The fingers play in two different ways: alternating and block/arpeggio-style. For music that is primarily melodic (lead part) the fingers normally alternate. Two fingers, usually I & M (index and middle), will trade off.  This makes the fingers look like a little walking man. They can play on any string required. So if the melody goes really low, then the I & M fingers will go down on the bass strings. The key is that they alternate. The one exception is when you are changing strings from high to low using the rest stroke. This technique referred to as dropping the I finger can help speed up melody passages. It works as follows: A player plays a note on the first string using the I finger. His finger comes to rest on the second string. The next note he needs to play also happens to be on the second string. At this point why alternate since his finger is already in position and ready to play? So he plays the string with the I finger thus being as efficient as possible.

The other manner of playing the strings is the block/arpeggio style. What happens in arpeggio style playing is that a finger is assigned to a string and whenever you need to play that string you use that finger. For instance “i” plays all material on the third string, m plays all material on second string, and a for the first string. (The thumb usually jumps around and plays anything on the fourth, fifth, and sixth string) When music changes strings with every note then arpeggio style playing is used. Or when music requires playing two or three notes at a time arpeggio style is used.

Differences between the strokes

Now as to the difference between rest and free stroke really there is very little. The only difference in how one executes a rest and free stroke should be the positioning of the hands. The large knuckle joint serves as a guide for positioning the hand. For free stroke the knuckle should be directly above the string being played. For example if the I finger is playing the second string then the knuckle should be directly above the second string. Because of this positioning the I finger will naturally miss the third string without any change in the curve of the finger .Do not move the middle joint so that you miss the string, instead position the hand as stated so that the finger misses the next string. It will miss the next string by a very small amount, .5 to 1cm. 
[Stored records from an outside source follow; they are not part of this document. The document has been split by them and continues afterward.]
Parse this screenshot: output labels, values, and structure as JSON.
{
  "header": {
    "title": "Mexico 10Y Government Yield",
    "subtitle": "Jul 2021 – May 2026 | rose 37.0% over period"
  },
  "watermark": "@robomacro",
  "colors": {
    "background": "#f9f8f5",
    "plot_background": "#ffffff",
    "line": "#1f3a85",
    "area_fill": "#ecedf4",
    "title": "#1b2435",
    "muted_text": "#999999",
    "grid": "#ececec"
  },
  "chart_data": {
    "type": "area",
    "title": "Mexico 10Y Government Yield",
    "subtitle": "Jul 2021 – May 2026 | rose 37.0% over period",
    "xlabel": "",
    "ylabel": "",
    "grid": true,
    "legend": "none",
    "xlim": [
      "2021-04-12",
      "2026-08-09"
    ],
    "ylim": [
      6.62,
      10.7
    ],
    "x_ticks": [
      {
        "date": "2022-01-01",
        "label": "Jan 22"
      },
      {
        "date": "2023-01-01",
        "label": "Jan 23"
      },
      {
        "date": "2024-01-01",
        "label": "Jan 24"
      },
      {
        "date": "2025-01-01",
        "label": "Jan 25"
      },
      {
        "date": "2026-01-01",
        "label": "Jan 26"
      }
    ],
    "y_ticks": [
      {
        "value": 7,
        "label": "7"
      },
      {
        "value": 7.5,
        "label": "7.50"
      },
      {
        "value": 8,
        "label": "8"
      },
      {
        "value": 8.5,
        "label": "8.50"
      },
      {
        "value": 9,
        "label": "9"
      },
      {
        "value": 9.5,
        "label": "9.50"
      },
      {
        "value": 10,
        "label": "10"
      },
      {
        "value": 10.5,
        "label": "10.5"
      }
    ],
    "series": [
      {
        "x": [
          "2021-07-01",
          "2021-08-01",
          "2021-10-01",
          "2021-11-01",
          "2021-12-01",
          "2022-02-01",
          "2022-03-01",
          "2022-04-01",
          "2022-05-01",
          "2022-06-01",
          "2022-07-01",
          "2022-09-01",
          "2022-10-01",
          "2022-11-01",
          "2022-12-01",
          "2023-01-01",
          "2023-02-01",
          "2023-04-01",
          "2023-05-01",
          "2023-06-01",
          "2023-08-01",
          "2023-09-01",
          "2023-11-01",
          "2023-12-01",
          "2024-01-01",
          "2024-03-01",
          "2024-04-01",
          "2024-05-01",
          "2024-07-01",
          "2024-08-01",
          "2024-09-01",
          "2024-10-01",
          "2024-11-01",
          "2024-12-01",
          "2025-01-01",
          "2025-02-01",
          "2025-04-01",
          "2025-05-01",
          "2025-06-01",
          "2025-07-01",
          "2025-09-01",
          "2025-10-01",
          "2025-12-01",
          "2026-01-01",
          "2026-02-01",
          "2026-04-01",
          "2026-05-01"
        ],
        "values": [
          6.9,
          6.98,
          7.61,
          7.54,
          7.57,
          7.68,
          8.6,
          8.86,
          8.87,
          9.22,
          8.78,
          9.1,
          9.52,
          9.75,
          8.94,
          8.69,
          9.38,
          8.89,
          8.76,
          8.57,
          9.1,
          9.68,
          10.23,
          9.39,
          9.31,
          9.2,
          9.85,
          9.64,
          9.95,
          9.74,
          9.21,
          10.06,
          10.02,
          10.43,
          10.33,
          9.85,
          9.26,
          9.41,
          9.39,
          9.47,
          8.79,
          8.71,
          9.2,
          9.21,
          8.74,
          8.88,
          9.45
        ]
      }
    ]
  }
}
For rest stroke the positioning is different. The knuckle should be two to three strings behind the sting being played. For example if the I finger plays the first string than the I knuckle should be above the third or fourth string.  The finger will naturally fall into the next string without any assistance from the middle or little joint. Keep in mind that all these “rules” are really guidelines. The position of the knuckle is a good guideline, but due to the individuality of each person’s hands there is always some fine tuning to be done. The over riding principle is that the curve of fingers stays same, move from knuckle joint, and move the finger in towards the palm of the hand and not up and away. 

The Thumb’s Role

The thumb’s role, when not playing, is to stabilize the right hand. There are numerous approaches to thumb placement, some advocate complete stability while others have the thumb follow the fingers. A hybrid approach is also possible. In the hybrid approach the thumb is placed on the sixth string with one exception. When playing on the 5th or 6th string the thumb can be moved to the guitar top. Here it acts as a “seventh” string. When playing with the rest stroke on the 6th string the fingers even come to rest on the thumb, much as they would if there were an additional string.
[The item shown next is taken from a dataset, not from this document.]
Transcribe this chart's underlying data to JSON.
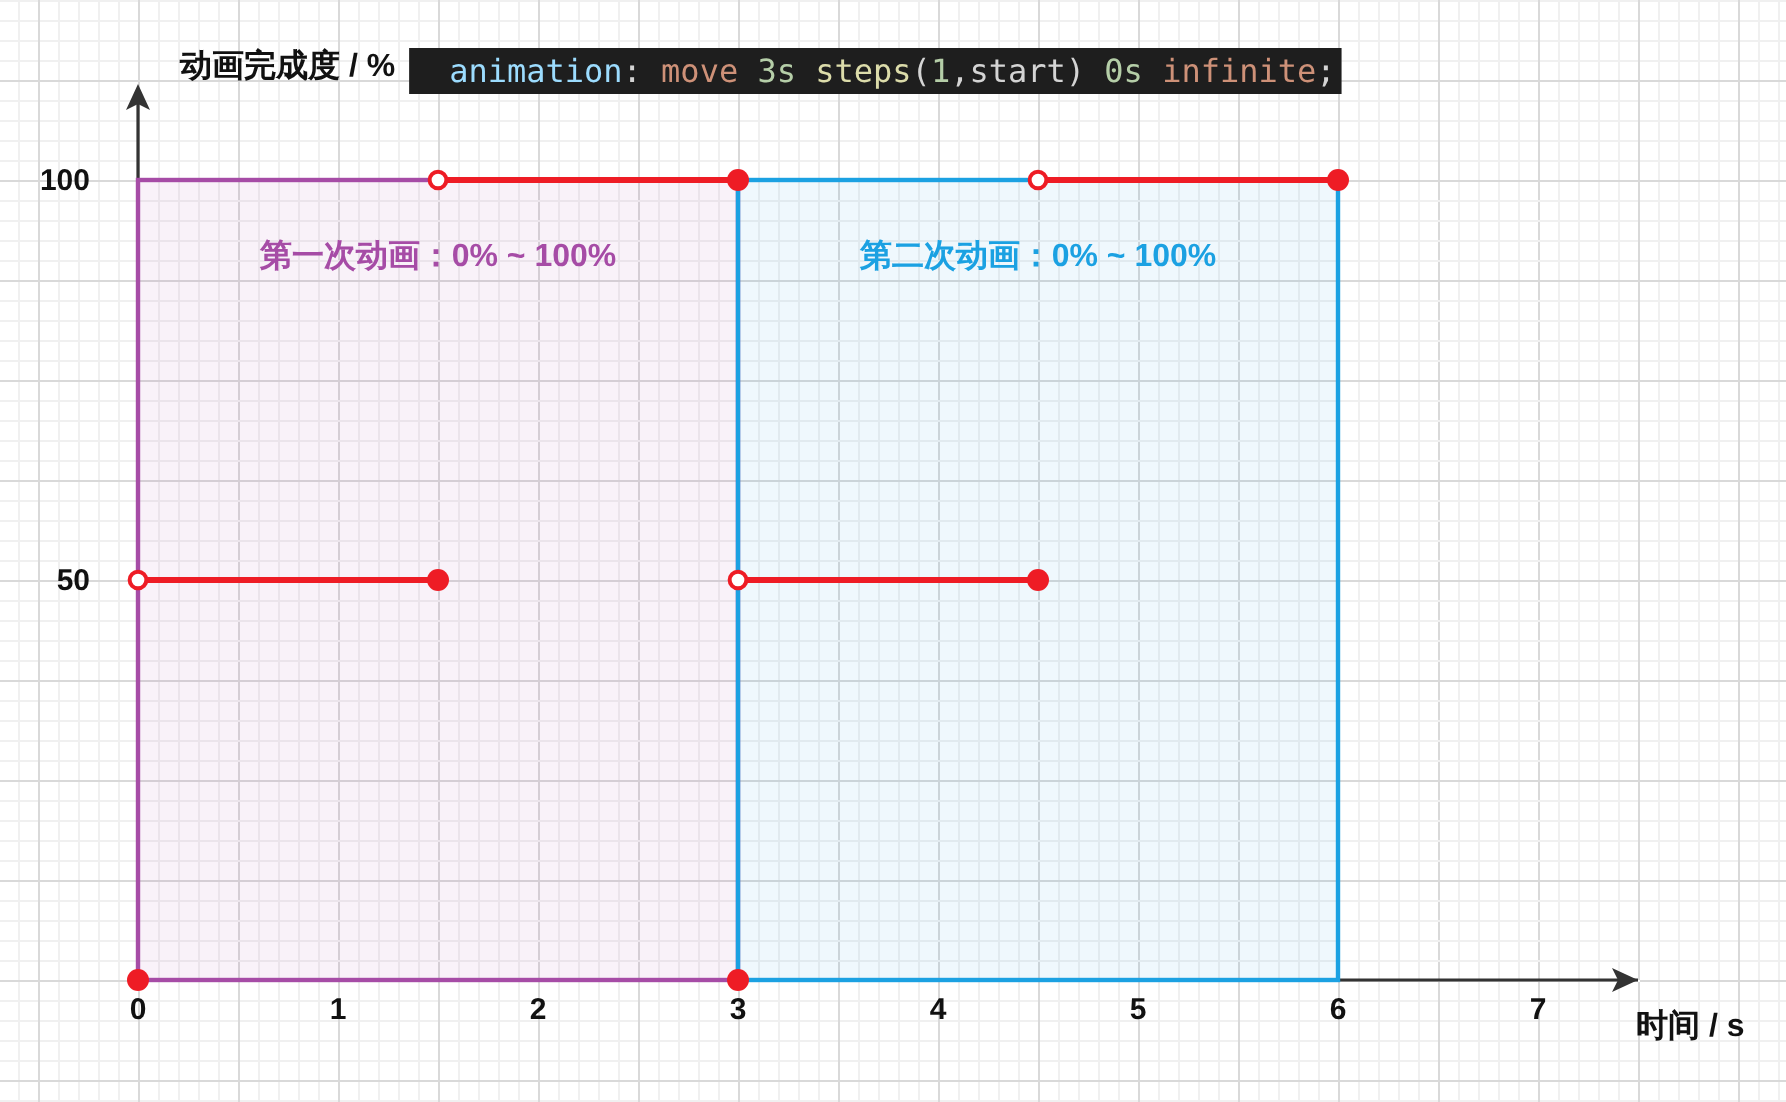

Practice, Practice, Practice

Keep in mind that the principles outlined here take a lifetime to master. Frequent review of these materials is important. If you are having trouble mastering these skills, concentrate on one concept at a time. If you need to  work on alternating, finger direction, note reading, and rhythm all at the same time you are better off isolating each element. That is why this method has separate sections for technique, reading, and rhythm. Review, review, review. Don’t be afraid to become a beginner again. Go back to the basics time after time and you will get it.